Standard & Poor's Ratings Services will pay the Securities and Exchange Commission $58 million to settle federal charges that it lossened its ratings criteria while obscuring that change from investors.
“Investors rely on credit rating agencies like Standard & Poor’s to play it straight when rating complex securities like CMBS,” said Andrew J. Ceresney, director of the SEC Enforcement Division. “But Standard & Poor’s elevated its own financial interests above investors by loosening its rating criteria to obtain business and then obscuring these changes from investors.
"These enforcement actions, our first-ever against a major ratings firm, reflect our commitment to aggressively policing the integrity and transparency of the credit ratings process.”

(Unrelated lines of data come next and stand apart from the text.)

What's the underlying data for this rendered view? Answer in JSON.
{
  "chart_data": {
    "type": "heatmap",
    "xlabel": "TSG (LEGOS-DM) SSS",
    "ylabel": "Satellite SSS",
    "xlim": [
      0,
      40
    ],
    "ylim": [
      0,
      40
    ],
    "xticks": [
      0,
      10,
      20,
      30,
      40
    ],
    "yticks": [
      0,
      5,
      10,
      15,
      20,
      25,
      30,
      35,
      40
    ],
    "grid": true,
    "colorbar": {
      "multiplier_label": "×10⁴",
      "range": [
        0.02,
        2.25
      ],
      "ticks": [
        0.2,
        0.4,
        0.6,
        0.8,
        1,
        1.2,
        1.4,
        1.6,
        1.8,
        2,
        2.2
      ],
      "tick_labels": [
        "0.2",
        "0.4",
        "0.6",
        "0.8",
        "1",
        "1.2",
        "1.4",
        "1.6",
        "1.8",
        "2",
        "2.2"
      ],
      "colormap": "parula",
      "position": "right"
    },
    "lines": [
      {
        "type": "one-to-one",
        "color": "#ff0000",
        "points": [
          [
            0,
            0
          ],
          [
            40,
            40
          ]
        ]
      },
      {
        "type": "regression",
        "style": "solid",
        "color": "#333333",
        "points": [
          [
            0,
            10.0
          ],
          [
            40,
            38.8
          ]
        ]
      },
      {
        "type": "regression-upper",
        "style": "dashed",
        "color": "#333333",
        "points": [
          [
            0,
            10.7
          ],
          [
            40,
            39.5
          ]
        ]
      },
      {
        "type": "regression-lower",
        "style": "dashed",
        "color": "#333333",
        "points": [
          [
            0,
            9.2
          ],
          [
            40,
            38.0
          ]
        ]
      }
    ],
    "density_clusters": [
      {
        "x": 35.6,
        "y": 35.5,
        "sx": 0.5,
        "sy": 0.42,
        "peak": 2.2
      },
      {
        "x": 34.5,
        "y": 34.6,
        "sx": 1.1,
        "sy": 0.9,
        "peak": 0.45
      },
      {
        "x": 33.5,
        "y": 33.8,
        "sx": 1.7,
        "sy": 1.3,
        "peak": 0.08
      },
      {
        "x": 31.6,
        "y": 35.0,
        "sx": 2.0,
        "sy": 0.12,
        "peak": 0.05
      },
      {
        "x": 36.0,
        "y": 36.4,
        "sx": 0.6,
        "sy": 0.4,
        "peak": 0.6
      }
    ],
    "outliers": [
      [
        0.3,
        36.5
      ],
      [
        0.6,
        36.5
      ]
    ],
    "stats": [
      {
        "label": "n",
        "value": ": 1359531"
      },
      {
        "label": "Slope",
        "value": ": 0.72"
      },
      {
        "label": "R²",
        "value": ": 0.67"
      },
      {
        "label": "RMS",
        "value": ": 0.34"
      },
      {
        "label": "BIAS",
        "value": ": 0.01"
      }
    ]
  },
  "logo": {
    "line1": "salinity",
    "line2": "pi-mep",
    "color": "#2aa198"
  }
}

The SEC issued three orders instituting settled administrative proceedings against S&P.
One order, in which S&P made certain admissions, addressed S&P’s practices in its conduit fusion CMBS ratings methodology. S&P’s public disclosures affirmatively misrepresented that it was using one approach when it actually used a different methodology in 2011 to rate six conduit fusion CMBS transactions and issue preliminary ratings on two more transactions.

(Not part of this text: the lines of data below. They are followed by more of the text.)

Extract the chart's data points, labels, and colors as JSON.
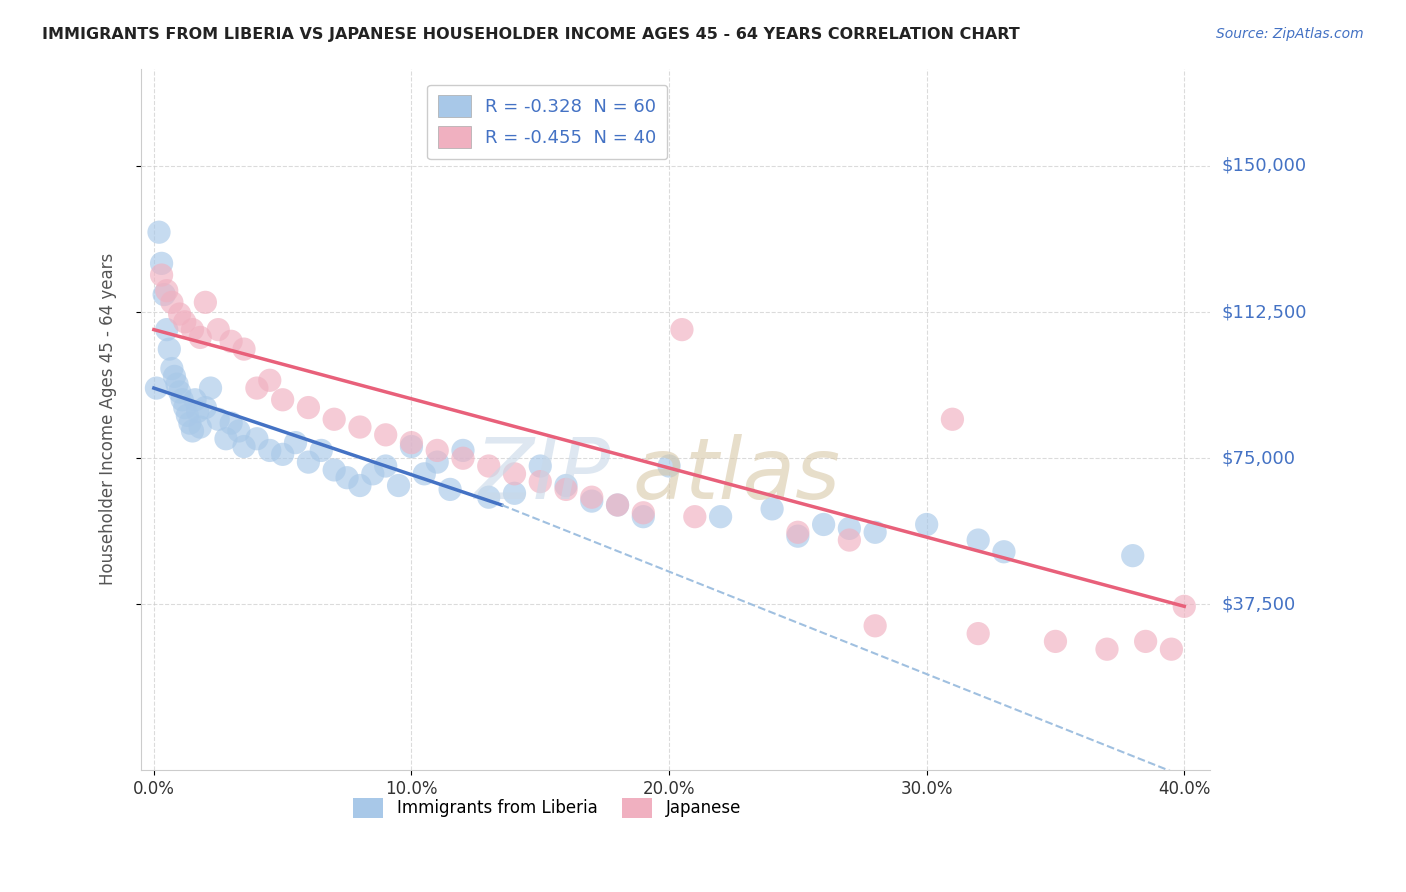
{
  "title": "IMMIGRANTS FROM LIBERIA VS JAPANESE HOUSEHOLDER INCOME AGES 45 - 64 YEARS CORRELATION CHART",
  "source": "Source: ZipAtlas.com",
  "ylabel": "Householder Income Ages 45 - 64 years",
  "x_tick_labels": [
    "0.0%",
    "10.0%",
    "20.0%",
    "30.0%",
    "40.0%"
  ],
  "x_tick_values": [
    0.0,
    10.0,
    20.0,
    30.0,
    40.0
  ],
  "y_tick_labels": [
    "$150,000",
    "$112,500",
    "$75,000",
    "$37,500"
  ],
  "y_tick_values": [
    150000,
    112500,
    75000,
    37500
  ],
  "xlim": [
    -0.5,
    41.0
  ],
  "ylim": [
    -5000,
    175000
  ],
  "legend_entries": [
    {
      "label": "R = -0.328  N = 60",
      "color": "#aec6e8"
    },
    {
      "label": "R = -0.455  N = 40",
      "color": "#f4b8c8"
    }
  ],
  "legend_bottom": [
    {
      "label": "Immigrants from Liberia",
      "color": "#aec6e8"
    },
    {
      "label": "Japanese",
      "color": "#f4b8c8"
    }
  ],
  "blue_scatter": [
    [
      0.1,
      93000
    ],
    [
      0.2,
      133000
    ],
    [
      0.3,
      125000
    ],
    [
      0.4,
      117000
    ],
    [
      0.5,
      108000
    ],
    [
      0.6,
      103000
    ],
    [
      0.7,
      98000
    ],
    [
      0.8,
      96000
    ],
    [
      0.9,
      94000
    ],
    [
      1.0,
      92000
    ],
    [
      1.1,
      90000
    ],
    [
      1.2,
      88000
    ],
    [
      1.3,
      86000
    ],
    [
      1.4,
      84000
    ],
    [
      1.5,
      82000
    ],
    [
      1.6,
      90000
    ],
    [
      1.7,
      87000
    ],
    [
      1.8,
      83000
    ],
    [
      2.0,
      88000
    ],
    [
      2.2,
      93000
    ],
    [
      2.5,
      85000
    ],
    [
      2.8,
      80000
    ],
    [
      3.0,
      84000
    ],
    [
      3.3,
      82000
    ],
    [
      3.5,
      78000
    ],
    [
      4.0,
      80000
    ],
    [
      4.5,
      77000
    ],
    [
      5.0,
      76000
    ],
    [
      5.5,
      79000
    ],
    [
      6.0,
      74000
    ],
    [
      6.5,
      77000
    ],
    [
      7.0,
      72000
    ],
    [
      7.5,
      70000
    ],
    [
      8.0,
      68000
    ],
    [
      8.5,
      71000
    ],
    [
      9.0,
      73000
    ],
    [
      9.5,
      68000
    ],
    [
      10.0,
      78000
    ],
    [
      10.5,
      71000
    ],
    [
      11.0,
      74000
    ],
    [
      11.5,
      67000
    ],
    [
      12.0,
      77000
    ],
    [
      13.0,
      65000
    ],
    [
      14.0,
      66000
    ],
    [
      15.0,
      73000
    ],
    [
      16.0,
      68000
    ],
    [
      17.0,
      64000
    ],
    [
      18.0,
      63000
    ],
    [
      19.0,
      60000
    ],
    [
      20.0,
      73000
    ],
    [
      22.0,
      60000
    ],
    [
      24.0,
      62000
    ],
    [
      25.0,
      55000
    ],
    [
      26.0,
      58000
    ],
    [
      27.0,
      57000
    ],
    [
      28.0,
      56000
    ],
    [
      30.0,
      58000
    ],
    [
      32.0,
      54000
    ],
    [
      33.0,
      51000
    ],
    [
      38.0,
      50000
    ]
  ],
  "pink_scatter": [
    [
      0.3,
      122000
    ],
    [
      0.5,
      118000
    ],
    [
      0.7,
      115000
    ],
    [
      1.0,
      112000
    ],
    [
      1.2,
      110000
    ],
    [
      1.5,
      108000
    ],
    [
      1.8,
      106000
    ],
    [
      2.0,
      115000
    ],
    [
      2.5,
      108000
    ],
    [
      3.0,
      105000
    ],
    [
      3.5,
      103000
    ],
    [
      4.0,
      93000
    ],
    [
      4.5,
      95000
    ],
    [
      5.0,
      90000
    ],
    [
      6.0,
      88000
    ],
    [
      7.0,
      85000
    ],
    [
      8.0,
      83000
    ],
    [
      9.0,
      81000
    ],
    [
      10.0,
      79000
    ],
    [
      11.0,
      77000
    ],
    [
      12.0,
      75000
    ],
    [
      13.0,
      73000
    ],
    [
      14.0,
      71000
    ],
    [
      15.0,
      69000
    ],
    [
      16.0,
      67000
    ],
    [
      17.0,
      65000
    ],
    [
      18.0,
      63000
    ],
    [
      19.0,
      61000
    ],
    [
      20.5,
      108000
    ],
    [
      21.0,
      60000
    ],
    [
      25.0,
      56000
    ],
    [
      27.0,
      54000
    ],
    [
      28.0,
      32000
    ],
    [
      31.0,
      85000
    ],
    [
      32.0,
      30000
    ],
    [
      35.0,
      28000
    ],
    [
      37.0,
      26000
    ],
    [
      38.5,
      28000
    ],
    [
      39.5,
      26000
    ],
    [
      40.0,
      37000
    ]
  ],
  "blue_line": {
    "x": [
      0.0,
      13.5
    ],
    "y": [
      93000,
      63000
    ]
  },
  "pink_line": {
    "x": [
      0.0,
      40.0
    ],
    "y": [
      108000,
      37000
    ]
  },
  "dashed_line": {
    "x": [
      13.5,
      40.5
    ],
    "y": [
      63000,
      -8000
    ]
  },
  "background_color": "#ffffff",
  "grid_color": "#cccccc",
  "blue_color": "#a8c8e8",
  "pink_color": "#f0b0c0",
  "blue_line_color": "#4472c4",
  "pink_line_color": "#e8607a",
  "dashed_line_color": "#a0c0e0",
  "title_color": "#222222",
  "source_color": "#4472c4",
  "axis_label_color": "#555555",
  "watermark_zip_color": "#c8d8e8",
  "watermark_atlas_color": "#d8c8a8"
}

Under the settlement S&P is also barred from grading certain bond deals for one year.
The SEC's action was the first time federal regulators have disciplined one of the big three ratings firms since the financial crisis.
On another front, S&P is looking to settle claims from the Justice Department and more than a dozen states that the company committed fraud in the run-up to the 2008 financial crisis, and may pay more than $1.37 billion.